Recognizing Justifications in My Accountability

Sometimes justifications make accountability seem impossible for me to recognize. I’ve thought of accountability as some authority that subjects me and others to a power that intimidates and requires obedience. Yet,  I can learn to recognize my accountability even though I’m unaware of it now.

I am often unaware of my accountability in an experience until I become aware of it through my discomfort. This manifests as thoughts, feelings, and body stresses.

When I notice sensations like distress and discomfort, I look for a cause outside me. To confirm this awareness, I might hear these questions in my head:

  1. What has happened to me?
  2. How did this happen to me?
  3. Why did this happen to me?
  4. Who’s responsible? (Not me!)

The last thing I think or want to do is apply these questions to my accountability. These questions provoke a response to a cause someone other than me must account for. I may actively be avoiding the awareness that holds me accountable – denial. Thus, I turn questions outwards to defend against the discomfort that awareness of my accountability to my rightness presents me. By the time I’ve taken action, I’ve affixed blame and missed a vital conversation with my accountability.

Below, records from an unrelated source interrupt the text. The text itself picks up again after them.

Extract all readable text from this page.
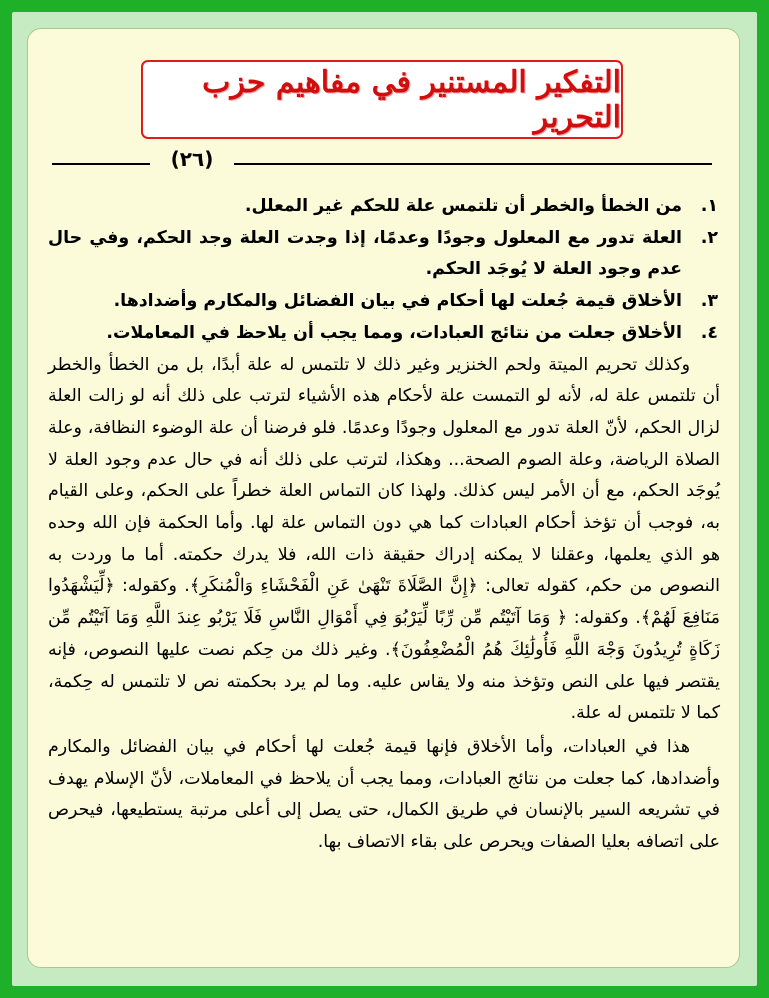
التفكير المستنير في مفاهيم حزب التحرير
(٢٦)
١.
من الخطأ والخطر أن تلتمس علة للحكم غير المعلل.
٢.
العلة تدور مع المعلول وجودًا وعدمًا، إذا وجدت العلة وجد الحكم، وفي حال عدم وجود العلة لا يُوجَد الحكم.
٣.
الأخلاق قيمة جُعلت لها أحكام في بيان الفضائل والمكارم وأضدادها.
٤.
الأخلاق جعلت من نتائج العبادات، ومما يجب أن يلاحظ في المعاملات.

وكذلك تحريم الميتة ولحم الخنزير وغير ذلك لا تلتمس له علة أبدًا، بل من الخطأ والخطر أن تلتمس علة له، لأنه لو التمست علة لأحكام هذه الأشياء لترتب على ذلك أنه لو زالت العلة لزال الحكم، لأنّ العلة تدور مع المعلول وجودًا وعدمًا. فلو فرضنا أن علة الوضوء النظافة، وعلة الصلاة الرياضة، وعلة الصوم الصحة... وهكذا، لترتب على ذلك أنه في حال عدم وجود العلة لا يُوجَد الحكم، مع أن الأمر ليس كذلك. ولهذا كان التماس العلة خطراً على الحكم، وعلى القيام به، فوجب أن تؤخذ أحكام العبادات كما هي دون التماس علة لها. وأما الحكمة فإن الله وحده هو الذي يعلمها، وعقلنا لا يمكنه إدراك حقيقة ذات الله، فلا يدرك حكمته. أما ما وردت به النصوص من حكم، كقوله تعالى: ﴿إِنَّ الصَّلَاةَ تَنْهَىٰ عَنِ الْفَحْشَاءِ وَالْمُنكَرِ﴾. وكقوله: ﴿لِّيَشْهَدُوا مَنَافِعَ لَهُمْ﴾. وكقوله: ﴿ وَمَا آتَيْتُم مِّن رِّبًا لِّيَرْبُوَ فِي أَمْوَالِ النَّاسِ فَلَا يَرْبُو عِندَ اللَّهِ وَمَا آتَيْتُم مِّن زَكَاةٍ تُرِيدُونَ وَجْهَ اللَّهِ فَأُولَٰئِكَ هُمُ الْمُضْعِفُونَ﴾. وغير ذلك من حِكم نصت عليها النصوص، فإنه يقتصر فيها على النص وتؤخذ منه ولا يقاس عليه. وما لم يرد بحكمته نص لا تلتمس له حِكمة، كما لا تلتمس له علة.

هذا في العبادات، وأما الأخلاق فإنها قيمة جُعلت لها أحكام في بيان الفضائل والمكارم وأضدادها، كما جعلت من نتائج العبادات، ومما يجب أن يلاحظ في المعاملات، لأنّ الإسلام يهدف في تشريعه السير بالإنسان في طريق الكمال، حتى يصل إلى أعلى مرتبة يستطيعها، فيحرص على اتصافه بعليا الصفات ويحرص على بقاء الاتصاف بها.
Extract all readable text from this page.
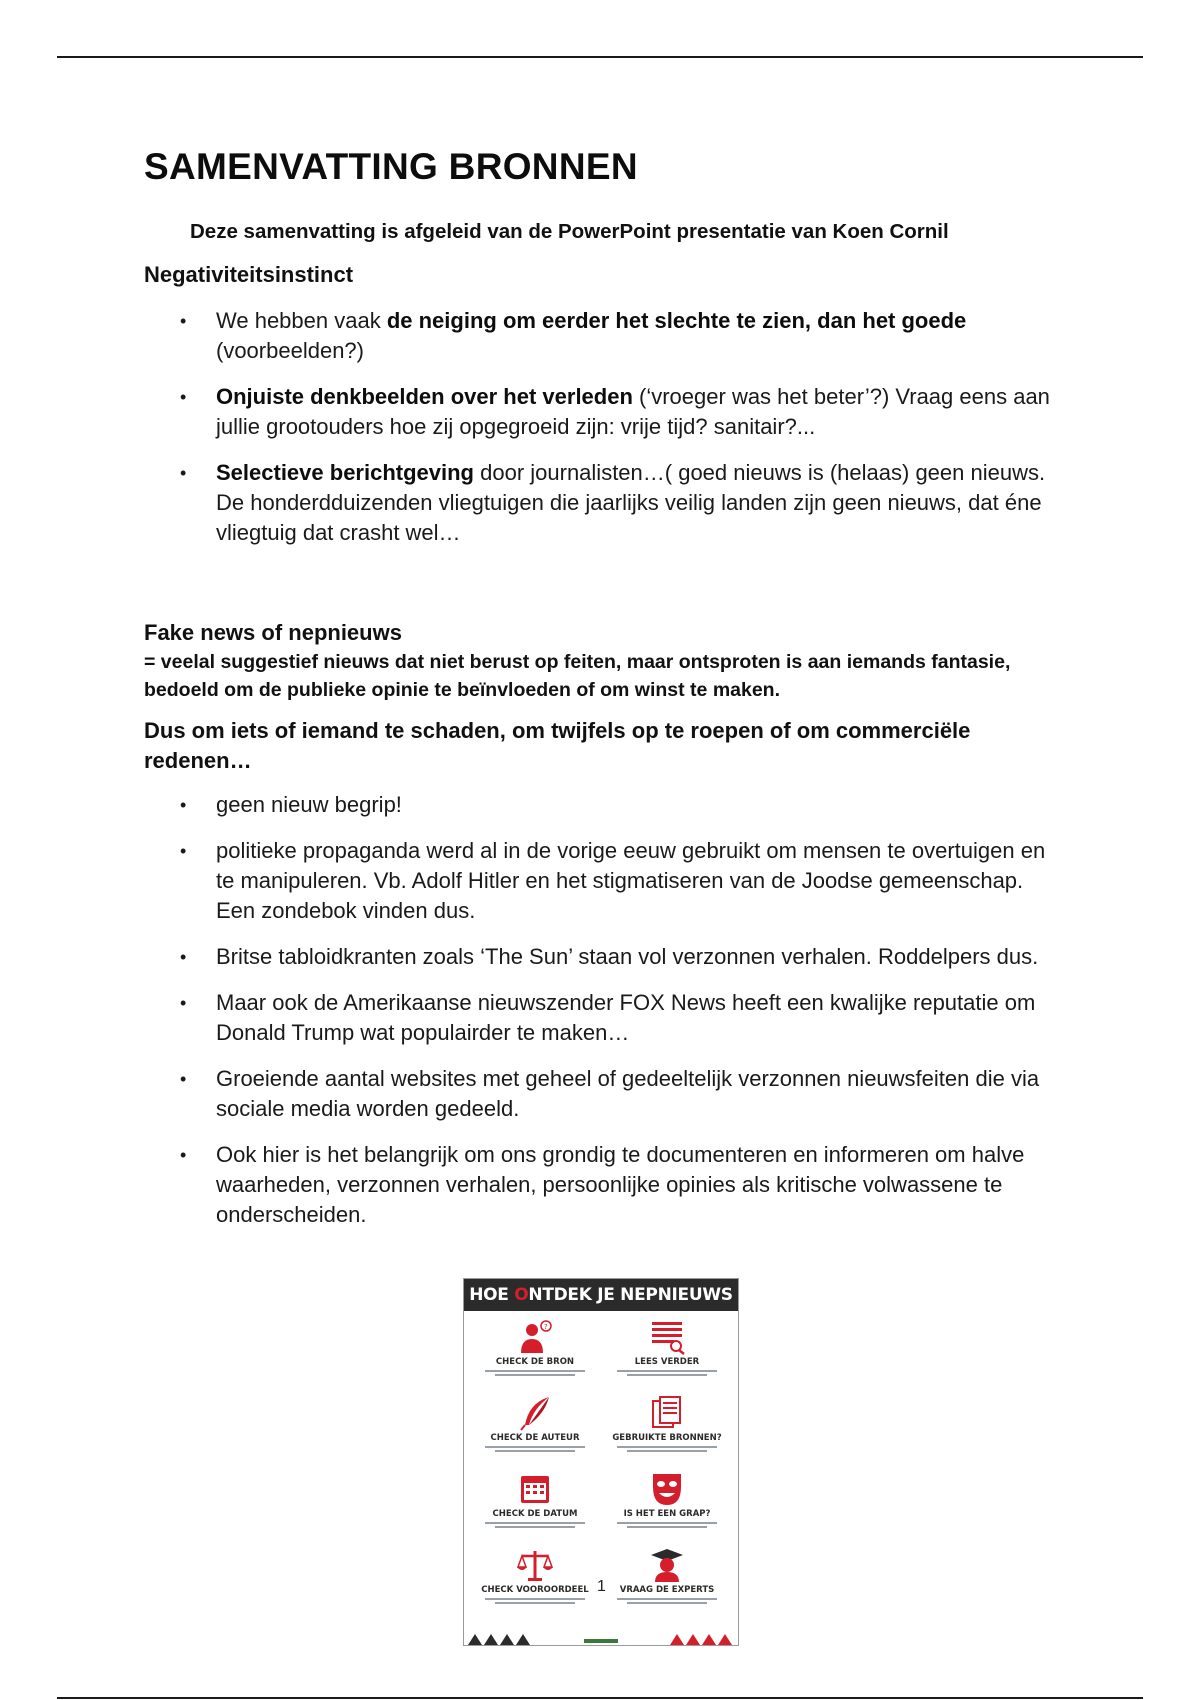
SAMENVATTING BRONNEN
Deze samenvatting is afgeleid van de PowerPoint presentatie van Koen Cornil
Negativiteitsinstinct
• We hebben vaak de neiging om eerder het slechte te zien, dan het goede (voorbeelden?)
• Onjuiste denkbeelden over het verleden (‘vroeger was het beter’?) Vraag eens aan jullie grootouders hoe zij opgegroeid zijn: vrije tijd? sanitair?...
• Selectieve berichtgeving door journalisten…( goed nieuws is (helaas) geen nieuws. De honderdduizenden vliegtuigen die jaarlijks veilig landen zijn geen nieuws, dat éne vliegtuig dat crasht wel…
Fake news of nepnieuws
= veelal suggestief nieuws dat niet berust op feiten, maar ontsproten is aan iemands fantasie, bedoeld om de publieke opinie te beïnvloeden of om winst te maken.
Dus om iets of iemand te schaden, om twijfels op te roepen of om commerciële redenen…
• geen nieuw begrip!
• politieke propaganda werd al in de vorige eeuw gebruikt om mensen te overtuigen en te manipuleren. Vb. Adolf Hitler en het stigmatiseren van de Joodse gemeenschap. Een zondebok vinden dus.
• Britse tabloidkranten zoals ‘The Sun’ staan vol verzonnen verhalen. Roddelpers dus.
• Maar ook de Amerikaanse nieuwszender FOX News heeft een kwalijke reputatie om Donald Trump wat populairder te maken…
• Groeiende aantal websites met geheel of gedeeltelijk verzonnen nieuwsfeiten die via sociale media worden gedeeld.
• Ook hier is het belangrijk om ons grondig te documenteren en informeren om halve waarheden, verzonnen verhalen, persoonlijke opinies als kritische volwassene te onderscheiden.
HOE ONTDEK JE NEPNIEUWS
?
CHECK DE BRON	LEES VERDER
CHECK DE AUTEUR	GEBRUIKTE BRONNEN?
CHECK DE DATUM	IS HET EEN GRAP?
CHECK VOOROORDEEL	VRAAG DE EXPERTS
1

Denials and Justifications

The effort I’ve put into denial has exacerbated my need to expend more effort in denial. I’ve invested in my failure of accountability because I was busy denying my defense of it. Thus, I can attribute the suffering I’ve endured in my life to my unaware accountability.

Unawareness of my denial has an addictive quality that sustains itself through repetition. In its unawareness, my accountability rewards the defenses of my beliefs with justification of them. Under the addictive influence of my unawareness, my accountability assumes authority for the beliefs my ignorance denies.

I need justifications for my beliefs. Justifications come from my accountability while hiding it. When I am unaware, I justify what I feel the need to defend. Coming from unawareness, my justification acts as a reward of authority to my beliefs. Justified, my beliefs assume an authority to act for my accountability. That authority validates itself through the repetition of the defenses serving those beliefs. Repetition manifests as patterns of defense that affect my understanding of an experience.

The more I recognize how convincing my belief patterns are, the more empowered I feel to challenge them. From that point of awareness, I can use my accountability to make changes.